108:30 — Is There an Accuracy-Simplicity Tradeoff in High-Stakes Decision Domains?

Finding optimal, sparse, accurate models of various forms (such as linear models with integer coefficients, rule lists, and decision trees) is generally NP-hard. Often, we do not know whether the search for a simpler model will be worthwhile, and thus we do not undertake the effort to find one. This talk addresses an important practical question: for which types of datasets would we expect interpretable models to perform as well as black-box models? I will present a mechanism of the data generation process, coupled with choices usually made by the analyst during the learning process, that leads to the existence of simpler-yet-accurate models. This mechanism indicates that such models exist in practice more often than one might expect. 

209:00 — Learning Interpretable and Fair Housing Allocation Policy for Individuals Experiencing Homelessness in Los Angeles

We consider the problem of learning an optimal, highly interpretable, and fair policy for allocating scarce housing resources to people experiencing homelessness in Los Angeles. Using administrative data from the Homeless Management Information System, we propose a way to create simple and actionable policies in the form of prescriptive trees that can satisfy arbitrary fairness constraints or other domain specific requirements that stakeholders care about. In the case of enforcing fairness in outcomes, our policies improve outcomes by up to 2.3\% and enhance fairness by up to 36.57\%. When enforcing fairness in allocation, we achieve up to a 2.3\% better outcome and increase fairness by up to 100\%, i.e., eliminating all the discrimination. This paper is based on an ongoing collaboration with the Los Angeles Homeless Services Authority (LAHSA).
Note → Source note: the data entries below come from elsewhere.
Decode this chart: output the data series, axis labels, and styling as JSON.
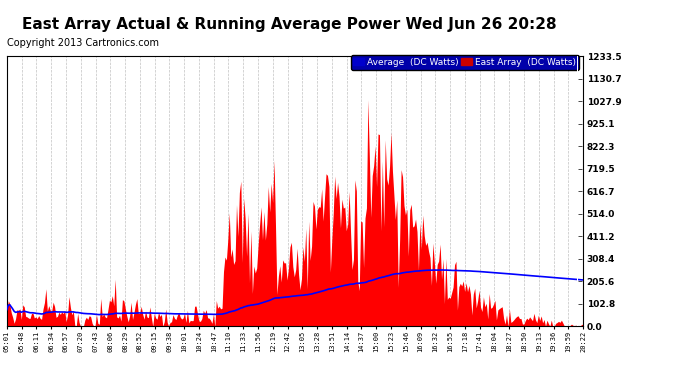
{
  "title": "East Array Actual & Running Average Power Wed Jun 26 20:28",
  "copyright": "Copyright 2013 Cartronics.com",
  "ylabel_right_values": [
    0.0,
    102.8,
    205.6,
    308.4,
    411.2,
    514.0,
    616.7,
    719.5,
    822.3,
    925.1,
    1027.9,
    1130.7,
    1233.5
  ],
  "ymax": 1233.5,
  "ymin": 0.0,
  "legend_labels": [
    "Average  (DC Watts)",
    "East Array  (DC Watts)"
  ],
  "title_fontsize": 11,
  "copyright_fontsize": 7,
  "background_color": "#ffffff",
  "plot_bg": "#ffffff",
  "grid_color": "#bbbbbb",
  "fill_color": "#ff0000",
  "line_color": "#0000ff",
  "x_tick_labels": [
    "05:01",
    "05:48",
    "06:11",
    "06:34",
    "06:57",
    "07:20",
    "07:43",
    "08:06",
    "08:29",
    "08:52",
    "09:15",
    "09:38",
    "10:01",
    "10:24",
    "10:47",
    "11:10",
    "11:33",
    "11:56",
    "12:19",
    "12:42",
    "13:05",
    "13:28",
    "13:51",
    "14:14",
    "14:37",
    "15:00",
    "15:23",
    "15:46",
    "16:09",
    "16:32",
    "16:55",
    "17:18",
    "17:41",
    "18:04",
    "18:27",
    "18:50",
    "19:13",
    "19:36",
    "19:59",
    "20:22"
  ],
  "num_points": 400
}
309:30 — The Measure and Mismeasure of Fairness

The field of fair machine learning aims to ensure that decisions guided by algorithms are equitable. Over the last decade, several formal, mathematical definitions of fairness have gained prominence. Here we first assemble and categorize these definitions into two broad families: (1) those that constrain the effects of decisions on disparities; and (2) those that constrain the effects of legally protected characteristics, like race and gender, on decisions. We then show, analytically and empirically, that both families of definitions typically result in strongly Pareto dominated decision policies. For example, in the case of college admissions, adhering to popular formal conceptions of fairness would simultaneously result in lower student-body diversity and a less academically prepared class, relative to what one could achieve by explicitly tailoring admissions policies to achieve desired outcomes. In this sense, requiring that these fairness definitions hold can, perversely, harm the very groups they were designed to protect. In contrast to axiomatic notions of fairness, we argue that the equitable design of algorithms requires grappling with their context-specific consequences, akin to the equitable design of policy. We conclude by listing several open challenges in fair machine learning and offering strategies to ensure algorithms are better aligned with policy goals.

410:00 — f-FERM: Robust and Fair Empirical Risk Minimization via f-divergences

Training and deploying machine learning models that meet fairness criteria for protected groups are fundamental in modern artificial intelligence.
While numerous constraints and regularization terms have been proposed in the literature to promote fairness in machine learning tasks, most of these approaches are not amenable to stochastic optimization due to the complex and nonlinear structure of constraints and regularizers. Here, the term ``stochastic'' refers to the ability of the algorithm to work with small mini-batches of data. Motivated by the limitation of existing literature, we present a unified stochastic optimization framework for fair empirical risk minimization based on $f$-divergence measures ($f$-FERM). The proposed stochastic algorithm enjoys theoretical convergence guarantees. In addition, our experiments demonstrate the superiority of fairness-accuracy tradeoffs offered by $f$-FERM for almost all batch sizes (ranging from full-batch to batch size of one). Moreover, we show that our framework can be extended to the case where there is a distribution shift from training to the test data.
Our extension is based on a distributionally robust optimization reformulation of $f$-FERM objective under $\ell_p$ norms as uncertainty sets. Again, in this distributionally robust setting, $f$-FERM not only enjoys theoretical convergence guarantees but also outperforms other baselines in the literature in the tasks involving distribution shifts.